One day Bazil realizes that the company that made the bullet that is still lodged in his head sits across the street from the company that made the land mines that killed his father. A plan is hatched to have his revenge on the owners of both companies.

Micmacs was directed by Jean-Pierre Jeunet and it has all of his hallmarks as a filmmaker – it blends fantastic elements into an otherwise normal story, its characters are full of odd-ball quirks, it is adventurous, funny, and romantic. His visual style is all over it as well.

Like a lot of non-French speakers, I suppose, I first came to Jeanuet’s films through Amelie, his beautiful and charming 2001 film starring Audrey Tautou and Mathieu Kassovitz. I immediately fell in love. I then went back and watched his earlier, darker films Delicatessen and City of Lost Children. Loved them and became a big fan. But because he is French and the films he’s made since Amelie have not been as popular his films have become increasingly difficult to find and watch over here. They’ve also not been as good.

Micmacs is a good example of what I mean. It has most of the ingredients that usually make for a good Jeanuet film. It is filled with quirky characters and humorous incidents, there is a little action and a little romance, but it never quite gels. The biggest problem comes from how the characters feel like their quirks and not actual people. They are even named after their quirks – Elastic Girl, Calculator, Buster, and so on. They are all interesting and performed well but we don’t get to know them. Jeanuet films are always filled with these types of characters and quirks and after a while, that cuteness wears a little thing.

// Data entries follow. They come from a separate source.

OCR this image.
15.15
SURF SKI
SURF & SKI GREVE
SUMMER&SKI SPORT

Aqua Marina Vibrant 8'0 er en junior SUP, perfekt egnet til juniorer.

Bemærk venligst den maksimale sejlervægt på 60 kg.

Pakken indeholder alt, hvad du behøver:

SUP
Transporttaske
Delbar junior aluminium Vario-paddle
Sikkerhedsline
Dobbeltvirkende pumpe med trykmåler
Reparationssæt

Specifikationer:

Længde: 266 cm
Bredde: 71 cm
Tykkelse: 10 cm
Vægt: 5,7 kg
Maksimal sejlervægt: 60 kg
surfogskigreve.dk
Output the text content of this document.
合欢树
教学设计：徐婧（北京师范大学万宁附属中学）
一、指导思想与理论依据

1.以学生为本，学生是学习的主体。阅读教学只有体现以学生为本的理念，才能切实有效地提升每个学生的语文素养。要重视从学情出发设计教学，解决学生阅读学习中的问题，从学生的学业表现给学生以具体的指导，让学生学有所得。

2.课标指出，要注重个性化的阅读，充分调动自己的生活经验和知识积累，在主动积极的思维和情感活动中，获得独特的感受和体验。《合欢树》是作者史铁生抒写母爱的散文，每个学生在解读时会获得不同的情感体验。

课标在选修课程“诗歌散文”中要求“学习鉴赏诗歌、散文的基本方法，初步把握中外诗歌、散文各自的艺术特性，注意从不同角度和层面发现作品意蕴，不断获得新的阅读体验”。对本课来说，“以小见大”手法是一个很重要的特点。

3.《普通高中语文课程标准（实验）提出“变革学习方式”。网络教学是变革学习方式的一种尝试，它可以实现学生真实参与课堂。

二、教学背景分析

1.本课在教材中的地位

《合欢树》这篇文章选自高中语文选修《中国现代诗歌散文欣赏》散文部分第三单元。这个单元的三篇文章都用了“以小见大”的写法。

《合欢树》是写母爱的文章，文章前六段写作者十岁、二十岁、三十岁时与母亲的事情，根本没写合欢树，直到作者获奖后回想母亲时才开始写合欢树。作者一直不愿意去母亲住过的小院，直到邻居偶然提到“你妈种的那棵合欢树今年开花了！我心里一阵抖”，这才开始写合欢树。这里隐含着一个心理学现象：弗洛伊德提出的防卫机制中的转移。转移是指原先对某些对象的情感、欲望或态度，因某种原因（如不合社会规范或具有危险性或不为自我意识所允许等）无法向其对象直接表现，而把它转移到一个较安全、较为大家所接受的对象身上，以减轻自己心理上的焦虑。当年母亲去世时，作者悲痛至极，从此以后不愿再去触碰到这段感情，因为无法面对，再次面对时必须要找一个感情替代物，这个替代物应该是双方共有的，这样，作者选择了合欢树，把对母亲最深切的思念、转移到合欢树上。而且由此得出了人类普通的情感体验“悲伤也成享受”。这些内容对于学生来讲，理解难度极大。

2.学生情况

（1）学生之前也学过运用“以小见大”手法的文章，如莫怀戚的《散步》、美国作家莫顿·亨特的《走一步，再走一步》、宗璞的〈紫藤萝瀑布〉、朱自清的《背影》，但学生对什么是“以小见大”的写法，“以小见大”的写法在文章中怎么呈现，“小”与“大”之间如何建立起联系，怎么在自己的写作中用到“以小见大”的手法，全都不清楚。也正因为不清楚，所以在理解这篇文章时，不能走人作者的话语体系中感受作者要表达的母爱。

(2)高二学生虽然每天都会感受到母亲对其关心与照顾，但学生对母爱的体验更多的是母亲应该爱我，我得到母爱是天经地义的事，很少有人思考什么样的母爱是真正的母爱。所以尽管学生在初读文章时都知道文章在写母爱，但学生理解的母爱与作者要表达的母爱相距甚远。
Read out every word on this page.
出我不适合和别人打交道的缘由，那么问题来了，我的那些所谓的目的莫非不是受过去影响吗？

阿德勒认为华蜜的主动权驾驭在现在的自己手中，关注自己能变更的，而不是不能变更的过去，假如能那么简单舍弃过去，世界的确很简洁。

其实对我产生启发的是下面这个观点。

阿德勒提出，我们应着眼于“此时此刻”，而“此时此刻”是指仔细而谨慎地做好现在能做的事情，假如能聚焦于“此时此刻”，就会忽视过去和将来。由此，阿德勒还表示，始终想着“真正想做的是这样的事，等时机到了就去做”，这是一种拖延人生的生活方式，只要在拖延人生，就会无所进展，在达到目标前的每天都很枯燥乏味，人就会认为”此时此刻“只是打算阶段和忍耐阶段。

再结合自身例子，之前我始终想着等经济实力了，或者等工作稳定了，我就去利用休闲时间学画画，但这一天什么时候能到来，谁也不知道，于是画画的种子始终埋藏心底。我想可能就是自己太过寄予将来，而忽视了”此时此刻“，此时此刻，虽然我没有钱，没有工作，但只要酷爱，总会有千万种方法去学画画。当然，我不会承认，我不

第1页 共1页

There is a lot to like about the film. Bazil’s attempts to get revenge are ridiculous in their complexity and wonderfully fun in the way the film pulls them off. The characters might not be fully realized but they are enjoyable to watch. Etc.

If you’ve never seen a Jeunet film then I’d start with Amelie (or Delicatessen if you are not romantic at heart). Then I’d move to the films surrounding Amelie and once those are exhausted, and if you decide you are a fan, I’d move to Micmacs and his later works.